One of the great strengths of the volume lies in its interdisciplinarity and theoretical depth. By combining feminist theory, posthumanist perspectives, legal analysis, and empirical case studies, the editors have curated a collection that is both conceptually rich and practically relevant. The range of bibliographical sources is particularly impressive, offering a valuable resource for scholars across disciplines. At the same time, the book is less strong in empirical grounding. Much of the evidence is presented selectively or anecdotally, often illustrating theoretical arguments rather than systematically substantiating them. Readers interested in large-scale studies or quantifiable data may therefore find the findings less robust than the theoretical discussions. A further limitation lies in the framing of the volume. While its title promises to “center rights in the development of language technology,” relatively little space is devoted to processes of technological design or co-creation with developers. Instead, the majority of chapters focus on institutional, professional, and legal contexts of technology use, showing convincingly how technologies exacerbate existing gender bias but offering fewer insights into how development processes might themselves be transformed. This emphasis reflects the disciplinary orientation of the contributors but leaves a gap for future research, particularly in collaboration with computer scientists and developers. In short, the book excels in mapping the cultural, political, and institutional dimensions of gendered technology, while leaving open the challenge of how to translate critique into concrete interventions at the design stage.
Gendered Technology in Translation and Interpreting is a timely and thought-provoking contribution that deepens our understanding of how gender, rights, and technology intersect in the fields of translation and interpreting.
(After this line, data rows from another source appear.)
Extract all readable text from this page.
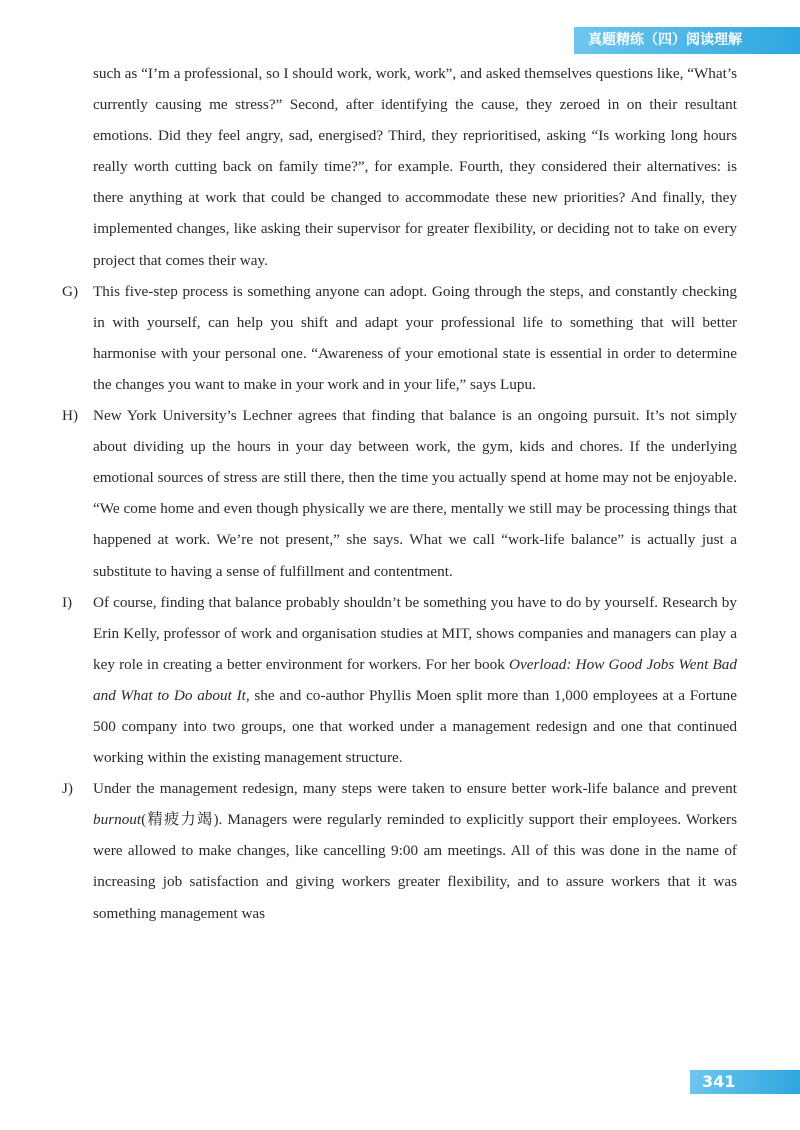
真题精练（四）阅读理解

such as “I’m a professional, so I should work, work, work”, and asked themselves questions like, “What’s currently causing me stress?” Second, after identifying the cause, they zeroed in on their resultant emotions. Did they feel angry, sad, energised? Third, they reprioritised, asking “Is working long hours really worth cutting back on family time?”, for example. Fourth, they considered their alternatives: is there anything at work that could be changed to accommodate these new priorities? And finally, they implemented changes, like asking their supervisor for greater flexibility, or deciding not to take on every project that comes their way.

G) This five-step process is something anyone can adopt. Going through the steps, and constantly checking in with yourself, can help you shift and adapt your professional life to something that will better harmonise with your personal one. “Awareness of your emotional state is essential in order to determine the changes you want to make in your work and in your life,” says Lupu.

H) New York University’s Lechner agrees that finding that balance is an ongoing pursuit. It’s not simply about dividing up the hours in your day between work, the gym, kids and chores. If the underlying emotional sources of stress are still there, then the time you actually spend at home may not be enjoyable. “We come home and even though physically we are there, mentally we still may be processing things that happened at work. We’re not present,” she says. What we call “work-life balance” is actually just a substitute to having a sense of fulfillment and contentment.

I) Of course, finding that balance probably shouldn’t be something you have to do by yourself. Research by Erin Kelly, professor of work and organisation studies at MIT, shows companies and managers can play a key role in creating a better environment for workers. For her book Overload: How Good Jobs Went Bad and What to Do about It, she and co-author Phyllis Moen split more than 1,000 employees at a Fortune 500 company into two groups, one that worked under a management redesign and one that continued working within the existing management structure.

J) Under the management redesign, many steps were taken to ensure better work-life balance and prevent burnout(精疲力竭). Managers were regularly reminded to explicitly support their employees. Workers were allowed to make changes, like cancelling 9:00 am meetings. All of this was done in the name of increasing job satisfaction and giving workers greater flexibility, and to assure workers that it was something management was

341
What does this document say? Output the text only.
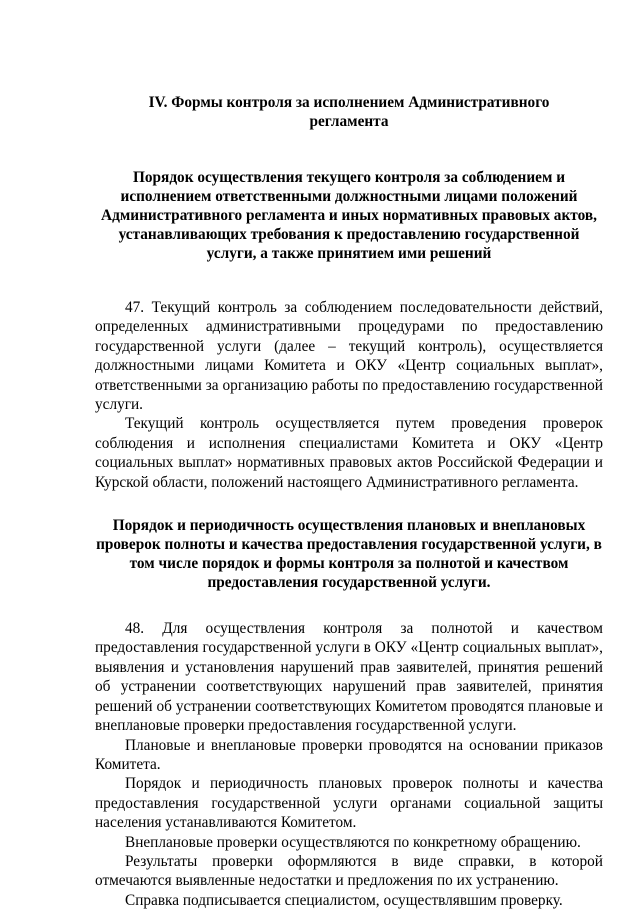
IV. Формы контроля за исполнением Административного регламента
Порядок осуществления текущего контроля за соблюдением и исполнением ответственными должностными лицами положений Административного регламента и иных нормативных правовых актов, устанавливающих требования к предоставлению государственной услуги, а также принятием ими решений

47. Текущий контроль за соблюдением последовательности действий, определенных административными процедурами по предоставлению государственной услуги (далее – текущий контроль), осуществляется должностными лицами Комитета и ОКУ «Центр социальных выплат», ответственными за организацию работы по предоставлению государственной услуги.

Текущий контроль осуществляется путем проведения проверок соблюдения и исполнения специалистами Комитета и ОКУ «Центр социальных выплат» нормативных правовых актов Российской Федерации и Курской области, положений настоящего Административного регламента.

Порядок и периодичность осуществления плановых и внеплановых проверок полноты и качества предоставления государственной услуги, в том числе порядок и формы контроля за полнотой и качеством предоставления государственной услуги.

48. Для осуществления контроля за полнотой и качеством предоставления государственной услуги в ОКУ «Центр социальных выплат», выявления и установления нарушений прав заявителей, принятия решений об устранении соответствующих нарушений прав заявителей, принятия решений об устранении соответствующих Комитетом проводятся плановые и внеплановые проверки предоставления государственной услуги.

Плановые и внеплановые проверки проводятся на основании приказов Комитета.

Порядок и периодичность плановых проверок полноты и качества предоставления государственной услуги органами социальной защиты населения устанавливаются Комитетом.

Внеплановые проверки осуществляются по конкретному обращению.

Результаты проверки оформляются в виде справки, в которой отмечаются выявленные недостатки и предложения по их устранению.

Справка подписывается специалистом, осуществлявшим проверку.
While its emphasis lies more on theorising and critiquing institutional and legal frameworks than on providing extensive empirical evidence or design-focused perspectives, the volume nevertheless succeeds in mapping the contours of a pressing debate. Its interdisciplinarity, bibliographic depth, and critical stance make it an important resource for scholars, practitioners, and policymakers alike. If some readers may wish for a closer engagement with developers or more systematic empirical studies, these gaps point not to shortcomings but to opportunities for future research and cross-disciplinary collaboration. As such, the book should be read not only as a critique of current practices but also as a call to action, urging the profession and the wider research community to push for more inclusive, rights-based approaches in the creation and use of language technologies.